Ok--
So I am supposed to be studying for the EA exam I am taking in February, but something has compelled me to write. Perhaps because I haven't written since the middle of December, quite frankly on either blogs. With the holidays and Patric's birthday, time just got away from me. And then January hit full force, and I went into study mode...so that is why I disappeared for awhile.
The economy sucks right now...there is no other word for it...we have been able to pay our bills without worry in this new house up until now. I have one client in particular who is being hit by the economy and payment to me is delayed. I have been forgiving in the past because I do genuinely care about them, they were my first client (not sure if they know that or not) and even through their hard times they have paid me before. But, when my finances get really tight, I have a hard time forgiving the late payment, because I DO NOT pay my bills late. Patric and I have been VERY blessed to be able to have all the stuff that we do...not that we don't work REALLY hard for it, but I can totally see the hand of my Heavenly Father in EVERYTHING that we have...even down to my weight loss.
Patric and I had always said that we wanted to start trying for another kid when Josh was 18 months old....well...we did try, and luckily we did not get pregnant. I told Patric I really did not want to get pregnant because I hadn't lost all the weight from my first pregnancy and basically I felt miserable about how I looked. I remember the day distinctly, because we had Brad and Kami over to watch The Nightmare Before Christmas. Naturally, I fell asleep (what else is new) but so did everybody else, with exception to Kami. I woke up and immediately knew the answer to all my prayers...it was to do Atkins. Now---Atkins has had a bad stigma in the public eye because people think all you do is eat meat and no carbs...and quite simply that isn't even possible! Well, I guess it's possible, but I LOVE veggies...so it isn't possible for me. I lost 20 pounds in six weeks, from eating right (lower carbs, less sugar)...of course there was Thanksgiving and various cheat days in there...but I also worked out about 5 times a week during that time period.
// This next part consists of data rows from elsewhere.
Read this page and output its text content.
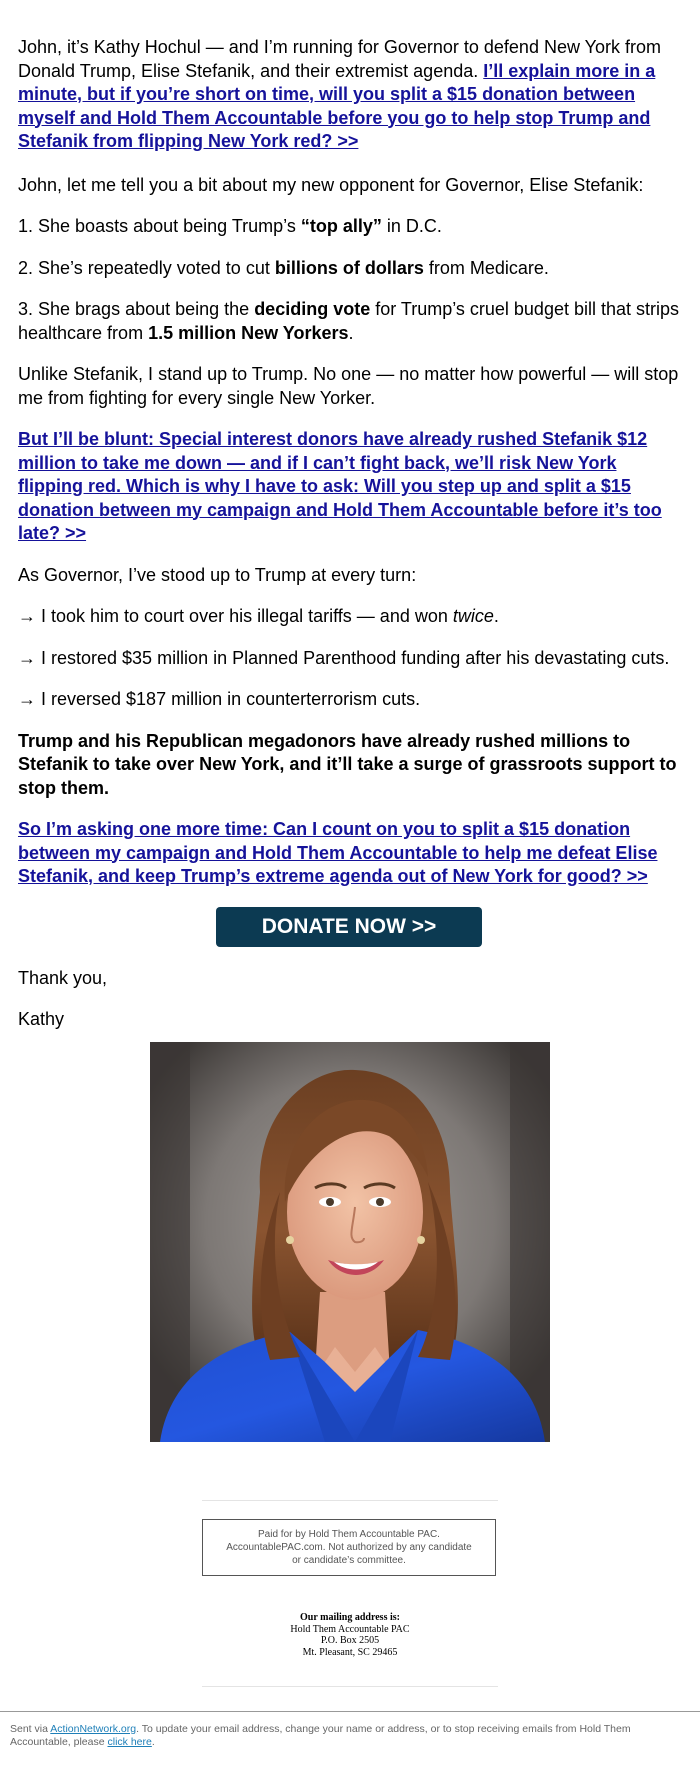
John, it’s Kathy Hochul — and I’m running for Governor to defend New York from Donald Trump, Elise Stefanik, and their extremist agenda. I’ll explain more in a minute, but if you’re short on time, will you split a $15 donation between myself and Hold Them Accountable before you go to help stop Trump and Stefanik from flipping New York red? >>

John, let me tell you a bit about my new opponent for Governor, Elise Stefanik:

1. She boasts about being Trump’s “top ally” in D.C.

2. She’s repeatedly voted to cut billions of dollars from Medicare.

3. She brags about being the deciding vote for Trump’s cruel budget bill that strips healthcare from 1.5 million New Yorkers.

Unlike Stefanik, I stand up to Trump. No one — no matter how powerful — will stop me from fighting for every single New Yorker.

But I’ll be blunt: Special interest donors have already rushed Stefanik $12 million to take me down — and if I can’t fight back, we’ll risk New York flipping red. Which is why I have to ask: Will you step up and split a $15 donation between my campaign and Hold Them Accountable before it’s too late? >>

As Governor, I’ve stood up to Trump at every turn:

→ I took him to court over his illegal tariffs — and won twice.

→ I restored $35 million in Planned Parenthood funding after his devastating cuts.

→ I reversed $187 million in counterterrorism cuts.

Trump and his Republican megadonors have already rushed millions to Stefanik to take over New York, and it’ll take a surge of grassroots support to stop them.

So I’m asking one more time: Can I count on you to split a $15 donation between my campaign and Hold Them Accountable to help me defeat Elise Stefanik, and keep Trump’s extreme agenda out of New York for good? >>

DONATE NOW >>

Thank you,

Kathy

Paid for by Hold Them Accountable PAC. AccountablePAC.com. Not authorized by any candidate or candidate’s committee.
Our mailing address is:
Hold Them Accountable PAC
P.O. Box 2505
Mt. Pleasant, SC 29465
Sent via ActionNetwork.org. To update your email address, change your name or address, or to stop receiving emails from Hold Them Accountable, please click here.
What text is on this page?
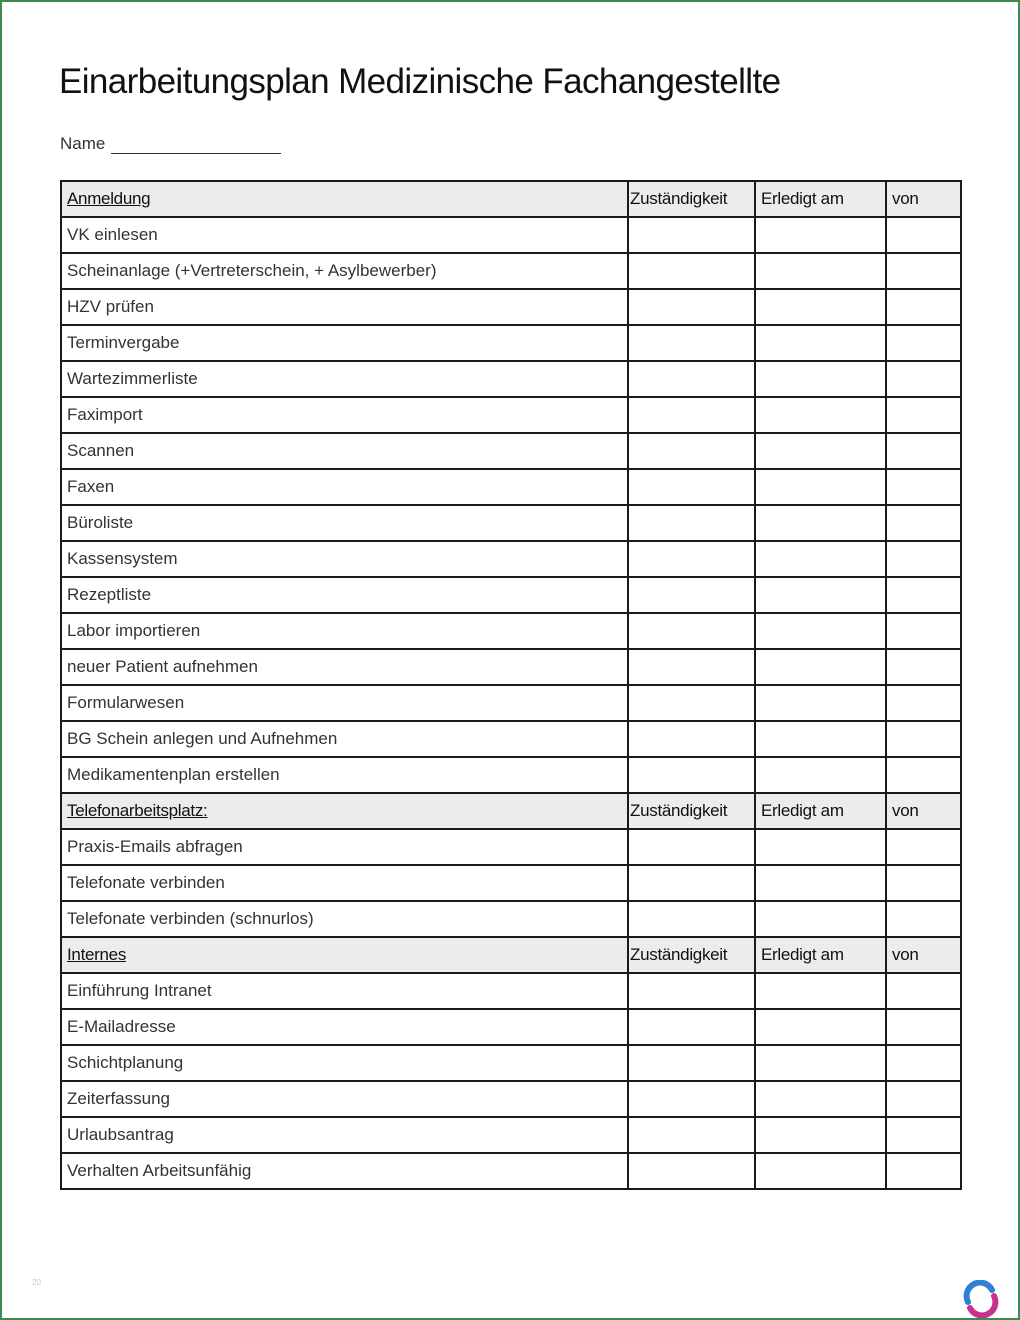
Einarbeitungsplan Medizinische Fachangestellte
Name
Anmeldung	Zuständigkeit	Erledigt am	von
VK einlesen			
Scheinanlage (+Vertreterschein, + Asylbewerber)			
HZV prüfen			
Terminvergabe			
Wartezimmerliste			
Faximport			
Scannen			
Faxen			
Büroliste			
Kassensystem			
Rezeptliste			
Labor importieren			
neuer Patient aufnehmen			
Formularwesen			
BG Schein anlegen und Aufnehmen			
Medikamentenplan erstellen			
Telefonarbeitsplatz:	Zuständigkeit	Erledigt am	von
Praxis-Emails abfragen			
Telefonate verbinden			
Telefonate verbinden (schnurlos)			
Internes	Zuständigkeit	Erledigt am	von
Einführung Intranet			
E-Mailadresse			
Schichtplanung			
Zeiterfassung			
Urlaubsantrag			
Verhalten Arbeitsunfähig			
20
Now I feel like I am ready to get pregnant. The weight is off, and then some...I have lost 24 pounds as of this post...I am back to where I was when we got married. I would love to be even less, but I am not dieting as strict as before, because I dont want to shock my body when I have to start eating more balanced meals for any baby that may come along. Patric and I have been trying this month, and I REALLY hope we get pregnant, because I REALLY want an October baby.
Anyway-
Back to the economy--Patric's company isn't doing so well....he wouldn't be the first one to go since he is the only one in the Marketing Department, but it gives his bosses an excuse to not give bonuses and probably raises...and that scares me. I don't know what we will do when baby #2 comes along and what if I suddenly can't keep up with my business and two kids?!? I know things will work out they way they are supposed to...so I am not worried TOO much...but right now I know how much is in my bank account for my business, and it worries me. I also REALLY want to do more tax returns this tax season, but then the other part of my wants to wait until I have my EA to advertise myself more for taxes. I will be doing four new tax returns this year, that I didn't last year...but I may have also lost a client because they moved...I don't know whether they will want me to do their taxes or not...they haven't said.
Anyways---
I guess I better go back to studying. At least this test is not as hard as the first one. I went into the first test REALLY nervous and scared that I was going to fail...but I didn't. And so I need to pass this test on February 7 and then take another one sometime in the summer and be DONE with the testing part and actually put my application in. I REALLY want to have all that done before another baby comes along...and definitely before next tax season.